La lucida follia di Teinosuke Kinugasa
Quando un Premio Nobel del calibro di Yasunari Kawabata e un cineasta come Teinosuke Kinugasa si incontrano, possono nascere delle cose molto, ma molto interessanti. Questo, ad esempio, è quanto è avvenuto nel lontano 1926, quando uno dei più grandi maestri del cinema muto giapponese, nonché della cosiddetta “Età dell’Oro” degli anni Venti e Trenta, ha dato vita al bellissimo Una pagina di follia (Kurutta Ippeiji in originale), per la sceneggiatura di Kawabata, appunto, che, pur avendo ottenuto buoni consensi da parte del pubblico, ha avuto, purtroppo, un destino piuttosto infelice. Considerato, infatti, perduto fino agli inizi degli anni Settanta, il lungometraggio è poi stato ritrovato e nuovamente diffuso dallo stesso autore nel 1971, anche se, purtroppo, ridotto di un terzo rispetto alla versione originale del 1926. Meglio questo di niente? Senza dubbio. Anche se, infatti, da un lato, grande è la curiosità di vedere come il presente prodotto fosse stato inizialmente concepito dal regista, la possibilità di poterlo comunque visionare è davvero qualcosa di impagabile. Figuriamoci se lo si vede addirittura sul grande schermo. E questo è avvenuto proprio al SoundScreen Film Festival 2018, quando, proiettato come evento speciale, il presente lungometraggio è stato sonorizzato dal trio KyoKyoKyo.
Dopo aver fatto tesoro di quanto realizzato in Europa in quegli stessi anni, Kinugasa è stato in grado di dar vita a un vero e proprio capolavoro (ebbene sì, non si esagera se si vuol usare questo termine) del tutto innovativo e personale, il quale, a sua volta, pur classificandosi come film di denuncia contro una realtà come quella manicomiale, si fa, al contempo, vero e proprio manuale di regia e, a suo modo, anche di storia del cinema. Il tutto, in soli cinquantanove minuti (quelli a noi pervenuti). Ed è in questo breve lasso di tempo che ci viene raccontata la storia di un ex marinaio che, assunto come inserviente presso un manicomio, è costretto ogni giorno ad assistere all’agonia di sua moglie, impazzita dopo che il figlioletto è annegato in mare. L’uomo, tuttavia, tenterà di farla evadere dalla sua cella, anche se la cosa è alquanto impossibile da realizzare.

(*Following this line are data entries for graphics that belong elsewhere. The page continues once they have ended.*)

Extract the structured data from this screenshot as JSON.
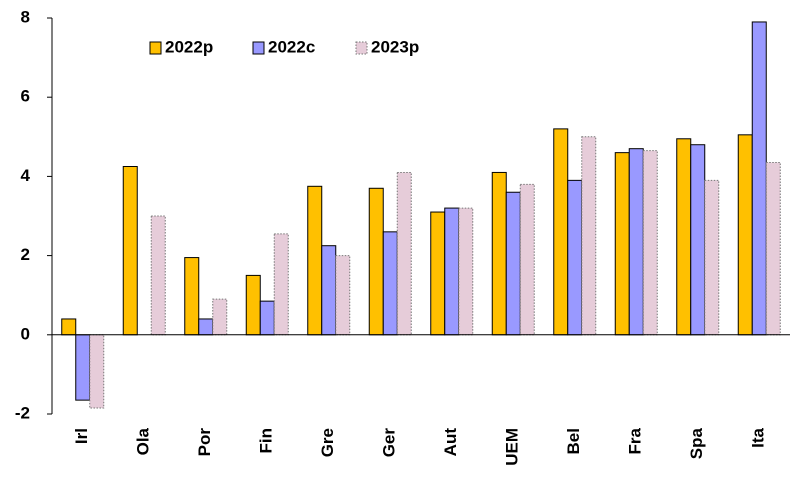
{
  "chart_data": {
    "type": "bar",
    "categories": [
      "Irl",
      "Ola",
      "Por",
      "Fin",
      "Gre",
      "Ger",
      "Aut",
      "UEM",
      "Bel",
      "Fra",
      "Spa",
      "Ita"
    ],
    "series": [
      {
        "name": "2022p",
        "color": "#FFC000",
        "values": [
          0.4,
          4.25,
          1.95,
          1.5,
          3.75,
          3.7,
          3.1,
          4.1,
          5.2,
          4.6,
          4.95,
          5.05
        ]
      },
      {
        "name": "2022c",
        "color": "#9999FF",
        "values": [
          -1.65,
          0,
          0.4,
          0.85,
          2.25,
          2.6,
          3.2,
          3.6,
          3.9,
          4.7,
          4.8,
          7.9
        ]
      },
      {
        "name": "2023p",
        "color": "#E6CCD9",
        "values": [
          -1.85,
          3.0,
          0.9,
          2.55,
          2.0,
          4.1,
          3.2,
          3.8,
          5.0,
          4.65,
          3.9,
          4.35
        ]
      }
    ],
    "ylim": [
      -2,
      8
    ],
    "yticks": [
      -2,
      0,
      2,
      4,
      6,
      8
    ],
    "grid": false,
    "legend": "top-left"
  }
}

Una storia struggente, dunque, per un lungometraggio che, forte delle influenze del contemporaneo Cinema degli Artisti e dei Poeti, così come, a suo modo, dell’Espressionismo tedesco e di autori come Marcel L’Herbier, Fritz Lang e Carl Theodor Dreyer, si è rivelato ben presto come uno dei più importanti lavori dell’epoca del muto giapponese. Sono, in particolare, la scena iniziale e quella immediatamente precedente il finale a colpirci visivamente ed emotivamente con una macchina da presa che non ha paura di osare e di tentare nuovi movimenti (di particolare impatto sono, ad esempio, i movimenti che prevedono un capovolgimento della stessa), luci e ombre di anguste grate proiettate lungo i corridoi del manicomio, gesti e movimenti dei personaggi che tanto stanno a ricordare il teatro kabuki e, non per ultimo, un montaggio fortemente all’avanguardia dai ritmi frenetici e dai raffinati giochi di doppie esposizioni, accentuati anche dall’utilizzo di particolari lenti deformanti.
Nel mezzo, un (doveroso) momento di “pausa” in cui, con una messa in scena maggiormente classicheggiante, viene data allo spettatore un po’ di tregua, prima di essere nuovamente catalizzato dai disperati tentativi del protagonista di salvare sua moglie. Ed ecco che, man mano che ci si avvicina al finale, la tensione cresce e cresce, fino ad arrivare a una soluzione tanto spiazzante dal punto di vista contenutistico, quanto magneticamente affascinante dal punto di vista estetico.
Attuale, universale nei temi trattati, coraggioso e innovativo dal punto di vista della messa in scena, Kurutta Ippeiji è un vero e proprio patrimonio artistico della Settima Arte, nato dalla mente di un autore – Teinosuke Kinugasa – che non teme il confronto con i connazionali (e contemporanei) Yasujiro Ozu e Kenji Mizoguchi, ma che, purtroppo, al giorno d’oggi viene ricordato da un pubblico nettamente ridotto.